About Google Distributed Cloud air-gapped appliance

Google Distributed Cloud air-gapped is a disconnected, sovereign, private cloud solution that enables customers to deploy traditional virtual machine (VM) workloads, container workloads, and consume Google-managed services like deep learning containers. Google Distributed Cloud (GDC) air-gapped appliance is a human-portable device that has Distributed Cloud deployed on it, for use outside of data centers, such as in the field or in other remote sites.

The device weighs about 100 lbs (~45.3 kg) and can be carried by two people. The device is not operational while it is moved from one location to the next. It might be moved on and off vehicles and might be subject to rougher treatment than in a data center. While the device is running, it might be in an uncontrolled environment subject to more temperature variations and dust than a data center, such as a tent or a repurposed building.

The device can run disconnected on an air-gapped customer network with access to other resources, or a local network without an uplink. It can also run connected to a network that is routable to a Distributed Cloud data center instance.

Differences between GDC air-gapped appliance and GDC air-gapped

There are several key differences between GDC air-gapped appliance and GDC air-gapped running in a data center.

Tenancy

Single tenancy is required as the appliance only has three nodes.

Storage

The nodes on the appliance operate as a hyperconverged system with each node providing compute and storage. There is no separate storage pool running a storage system as there is in GDC air-gapped. The appliance uses a different software-defined storage system than GDC air-gapped. The GDC air-gapped appliance storage system creates a storage pool with the disks in the compute nodes.

Networking

GDC air-gapped appliance devices have a different integration pattern with customer networks than data center devices. Data center devices are typically installed complete with a network configuration plan authored and implemented by networking professionals. GDC air-gapped appliance devices are typically brought to a location and plugged into an existing customer network. The network that the device is connected to changes as the device is moved from one location to another, which might impact both the host systems and guest workloads.

Hardware

GDC air-gapped appliance consists of a chassis that holds three blades and a switch. Customers must provide their own laptop to use as an admin workstation for installing the software and performing upgrades.

Software

GDC air-gapped appliance offers the following software and services:

Services

GDC air-gapped appliance provides the following services:

Storage

GDC air-gapped appliance provides block and object storage with software-defined storage. Service-level integrations for containerized and virtual machine (VM) workloads are available.

NTP server

GDC air-gapped appliance does not have a built-in NTP server, but customers can provide their own NTP server. The network switch can act as an NTP relay when there is an upstream NTP server. Customers can point the network NTP switch to a NTP server on the local network.

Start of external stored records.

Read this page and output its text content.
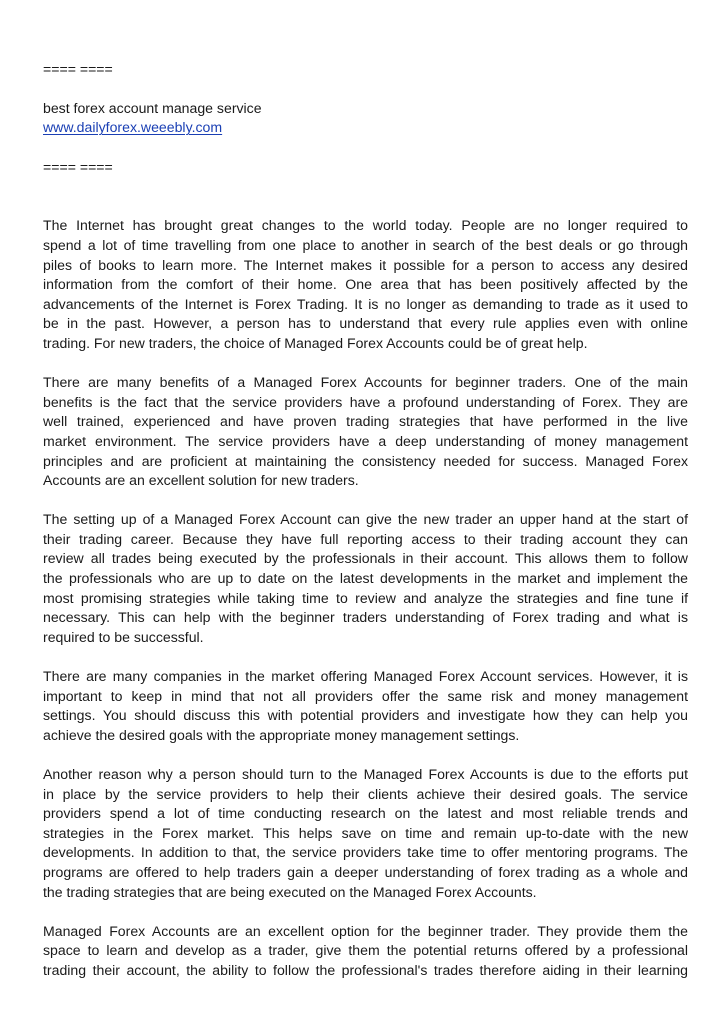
==== ====

best forex account manage service

www.dailyforex.weeebly.com

==== ====

The Internet has brought great changes to the world today. People are no longer required to
spend a lot of time travelling from one place to another in search of the best deals or go through
piles of books to learn more. The Internet makes it possible for a person to access any desired
information from the comfort of their home. One area that has been positively affected by the
advancements of the Internet is Forex Trading. It is no longer as demanding to trade as it used to
be in the past. However, a person has to understand that every rule applies even with online
trading. For new traders, the choice of Managed Forex Accounts could be of great help.

There are many benefits of a Managed Forex Accounts for beginner traders. One of the main
benefits is the fact that the service providers have a profound understanding of Forex. They are
well trained, experienced and have proven trading strategies that have performed in the live
market environment. The service providers have a deep understanding of money management
principles and are proficient at maintaining the consistency needed for success. Managed Forex
Accounts are an excellent solution for new traders.

The setting up of a Managed Forex Account can give the new trader an upper hand at the start of
their trading career. Because they have full reporting access to their trading account they can
review all trades being executed by the professionals in their account. This allows them to follow
the professionals who are up to date on the latest developments in the market and implement the
most promising strategies while taking time to review and analyze the strategies and fine tune if
necessary. This can help with the beginner traders understanding of Forex trading and what is
required to be successful.

There are many companies in the market offering Managed Forex Account services. However, it is
important to keep in mind that not all providers offer the same risk and money management
settings. You should discuss this with potential providers and investigate how they can help you
achieve the desired goals with the appropriate money management settings.

Another reason why a person should turn to the Managed Forex Accounts is due to the efforts put
in place by the service providers to help their clients achieve their desired goals. The service
providers spend a lot of time conducting research on the latest and most reliable trends and
strategies in the Forex market. This helps save on time and remain up-to-date with the new
developments. In addition to that, the service providers take time to offer mentoring programs. The
programs are offered to help traders gain a deeper understanding of forex trading as a whole and
the trading strategies that are being executed on the Managed Forex Accounts.

Managed Forex Accounts are an excellent option for the beginner trader. They provide them the
space to learn and develop as a trader, give them the potential returns offered by a professional
trading their account, the ability to follow the professional's trades therefore aiding in their learning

Data transfer and replication

GDC air-gapped appliance can transfer data to and from GDC air-gapped private clouds. As the devices are used in the field or remote locations, data might be required in the field while disconnected, and then transferred from the cloud to the device when connected.

User interface

GDC air-gapped appliance uses a similar user interface as GDC air-gapped, without the features that are not included in GDC air-gapped appliance.

Logging and observability

GDC air-gapped appliance keeps an audit log of system access events. This log does not require writing to special media such as write-once, read-many (WORM) compliant storage. The audit log manually syncs to GDC air-gapped when a connection is available and is stored in a common location with GDC air-gapped logs.

For broader logging and observability, raw system logs are available for the device logs and are accessible to administrators. Application Operators can use Kubernetes logging for their workloads.

Security and encryption

GDC air-gapped appliance includes a set of Yubikeys for disk encryption, shipped separately from the appliance. If the customer has a Hardware Security Module (HSM) available, the system supports storing keys in that HSM. This allows customer control of keys for encrypting data at rest.

Identity and access

GDC air-gapped appliance devices are delivered to the customer with an embedded Keycloak identity provider optionally installed with an administrator account. The credentials for this account have access to the root system credentials in a Kubernetes secret and are securely delivered to the customer. Users can also connect to a customer-provided external identity provider if available. Administrators can add additional users in Keycloak or their own identity provider and grant permissions in the GDC console.

HA and backup

GDC air-gapped appliance has limited high availability and redundancy for data storage.

Personas

The GDC air-gapped appliance architecture is hierarchical and consists of three tiers that map to the following personas:

  • Infrastructure Operators install the system hardware and software and perform the initial configuration before delivering the device to customers.
  • Platform Administrators finish the device setup and manage the system including authentication, networking, updates, and system configuration.
  • Application Operators manage the workloads, applications, and projects using the same user interface as the Platform Administrator.

Personas are not roles but are collections of user roles mapped to specific permissions, which are assigned to individual users.

Support

The Cloud Support API might not be available for use with GDC air-gapped appliance. Consult your account manager for details.